Out the Window
In the early Sixties, not long after it was formed, I joined the Merry Marvel Marching Society (MMMS for short). Of course I did – I was an RFO (a Right Frantic One, as buyers of the monthly Marvel comics would now be known)!
Among the membership paraphernalia, the item that most sticks in my memory is a 33 1/3 rpm single-sided ‘floppy disc’ featuring the Voices of Marvel – that is, Stan Lee and the Bullpen clowning around. There are cameos from Fabulous Flo (Marvel’s Gal Friday) and Jack ‘King’ Kirby, while ‘wondrous’ Wally Wood gabbles away while pretending to suffer from ‘mike-fright.’
The artist who really did have ‘mike-fright’ and refused to take part was Steve Ditko, co-creator of Spider-Man and Dr Strange. So, he is introduced as causing a commotion by leaving abruptly:
‘Whoops! There he goes!’
‘Out the window again? You know, I’m beginning to think that he is Spider-Man.’
‘You mean he isn’t?’
As I increasingly immersed myself in the worlds created by my two favourite artists, it was easy for me to identify Kirby with noble heroes such as the Mighty Thor, while the gawkiness of Spider-Man and the spookiness of Dr Strange suggested that their creator was something of an oddball – which, by many accounts, he was, right down to his embracing the Objectivist philosophy of the extreme libertarian Ayn Rand. He apparently frequently clashed politically with Lee, who was more of a typical East Coast liberal. But what magic they created together! As Lee said of him (Amazing Spider-Man #9, cover dated February 1964): “One thing we always say about Steverino’s art” – did Ditko really like being called Steverino? – “It’s so far out, that it’s in!”
Spider-Man was introduced in Amazing Fantasy #15 (August 1962) and would soon amass an array of weird super-villains such as Doctor Octopus, Mysterio and the Green Goblin. It was in the Letter Pages of Amazing Spider-Man #6 (November 1963) that Lee first mentions another of his and Ditko’s creations, “the ’ole Master of Black Magic” whom they apparently snuck into the back pages of the long-running Strange Tales magazine, hoping no-one would notice him, “so that we could turn out the stories without too much effort.” But the reaction to the character was far more favourable than they expected, and he would eventually take over the whole magazine.

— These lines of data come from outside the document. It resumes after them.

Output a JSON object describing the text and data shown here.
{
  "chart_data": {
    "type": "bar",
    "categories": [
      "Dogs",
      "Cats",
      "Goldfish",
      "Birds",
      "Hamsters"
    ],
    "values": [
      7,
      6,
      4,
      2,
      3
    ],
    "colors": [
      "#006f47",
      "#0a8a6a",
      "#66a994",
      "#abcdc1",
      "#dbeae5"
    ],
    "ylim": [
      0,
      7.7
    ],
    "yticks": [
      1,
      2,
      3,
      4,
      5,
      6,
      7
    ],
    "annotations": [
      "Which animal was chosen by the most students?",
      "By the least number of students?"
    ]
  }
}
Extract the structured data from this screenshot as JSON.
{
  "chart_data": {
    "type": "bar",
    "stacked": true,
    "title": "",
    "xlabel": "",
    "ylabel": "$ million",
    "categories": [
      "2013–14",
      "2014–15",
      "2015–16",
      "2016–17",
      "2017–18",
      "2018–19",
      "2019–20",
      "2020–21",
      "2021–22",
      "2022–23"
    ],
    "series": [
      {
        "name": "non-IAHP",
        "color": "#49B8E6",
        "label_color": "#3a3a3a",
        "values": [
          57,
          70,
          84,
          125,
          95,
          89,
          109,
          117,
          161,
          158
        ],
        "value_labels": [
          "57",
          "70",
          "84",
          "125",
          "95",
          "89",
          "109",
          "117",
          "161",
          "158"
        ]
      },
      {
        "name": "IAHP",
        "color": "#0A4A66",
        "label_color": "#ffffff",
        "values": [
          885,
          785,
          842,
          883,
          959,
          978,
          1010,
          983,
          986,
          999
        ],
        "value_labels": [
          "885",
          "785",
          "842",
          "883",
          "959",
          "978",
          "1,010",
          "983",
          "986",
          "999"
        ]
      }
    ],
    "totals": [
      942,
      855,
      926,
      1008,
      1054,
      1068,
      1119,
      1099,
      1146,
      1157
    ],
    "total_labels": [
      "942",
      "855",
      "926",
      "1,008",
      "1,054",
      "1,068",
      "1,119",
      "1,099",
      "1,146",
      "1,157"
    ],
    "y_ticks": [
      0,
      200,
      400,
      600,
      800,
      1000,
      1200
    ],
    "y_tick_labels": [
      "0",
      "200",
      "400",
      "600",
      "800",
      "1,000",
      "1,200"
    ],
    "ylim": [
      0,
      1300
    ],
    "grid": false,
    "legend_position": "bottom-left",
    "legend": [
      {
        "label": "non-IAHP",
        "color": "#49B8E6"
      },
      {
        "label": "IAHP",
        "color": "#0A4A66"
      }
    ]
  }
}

But…black magic? In ‘The Origin of Dr Strange’ (Strange Tales #115, December 1963) he travels to India, to the mountain home of the Ancient One, to study “the long-dead mystic arts” – his mastery of “the secrets of black magic” enables him to battle its evil practitioners with their own weapons. Moreover, the entities invoked – the Vishanti, the dread Dormammu, the all-seeing Agamotto – appear to be morally neutral. They are powers which can be called upon for good or evil.
It was perhaps to avoid confusing the morals of its readers that Strange Tales #122 (July 1964) calls Dr Strange, on the cover, the Master of the Mystic Arts, while boasting, on the splash page of the story entitled ‘The World Beyond,’ that the doctor “has made black magic the most fascinating new subject in comicdom.” The World Beyond of the title is the dream-world, specifically that part of it ruled by the entity Nightmare; but there are many Worlds Beyond encountered by Dr Strange in the course of his adventures; and a clue to the underlying nature of these worlds is given by the doctor himself, when he declares, in ‘The Possessed’ (Strange Tales #118, March 1964): ‘There is no power greater than that which I possess…For mine is the basic power of the imagination…the gossamer thread of which dreams are woven.’
The power of the imagination – greater, it would appear, than any earthly power – derives from its intermediary position (at least according to esoteric cosmology) between Heaven and Earth, between the physical and the intelligible, between mind and matter, between (as Coleridge put it) the literal and the metaphorical. As the philosopher Henry Corbin has shown, the idea of the Imagination as its own place – an Interzone, an intermediate World Beyond – was explored by Islamic theosophers in the twelfth century, when the West was discovering the Grail Kingdom; and when King Arthur’s Britain was imagined as an adventurous realm full of marvels.
In the adventurous realms of the Marvel Universe, the world of magic is described (‘The Domain of the Dread Dormammu’: Strange Tales #126, November 1964) as “half-hidden between the real and the imaginary.” If an Objectivist such as Ditko, for whom Reason is the only Absolute, could bring such intermediate worlds out of hiding, it may be because, when he put a pencil between his fingers, he became, like any true artist, a channel for something more powerful than his rational mind: the same power as that wielded by Dr Strange, the magical power of the creative imagination, For although today we tend to dismiss the “imaginary” as “unreal,” there is another way of perceiving it: as an alternative reality, where we need only follow Ditko out the window to discover that marvels are real.
The great imaginative comics artist Jim Starlin expressed it perfectly when he wrote, on the splash page to Strange Tales #181 (August 1975): “This story is dedicated to Steve Ditko, who gave us all a different reality.”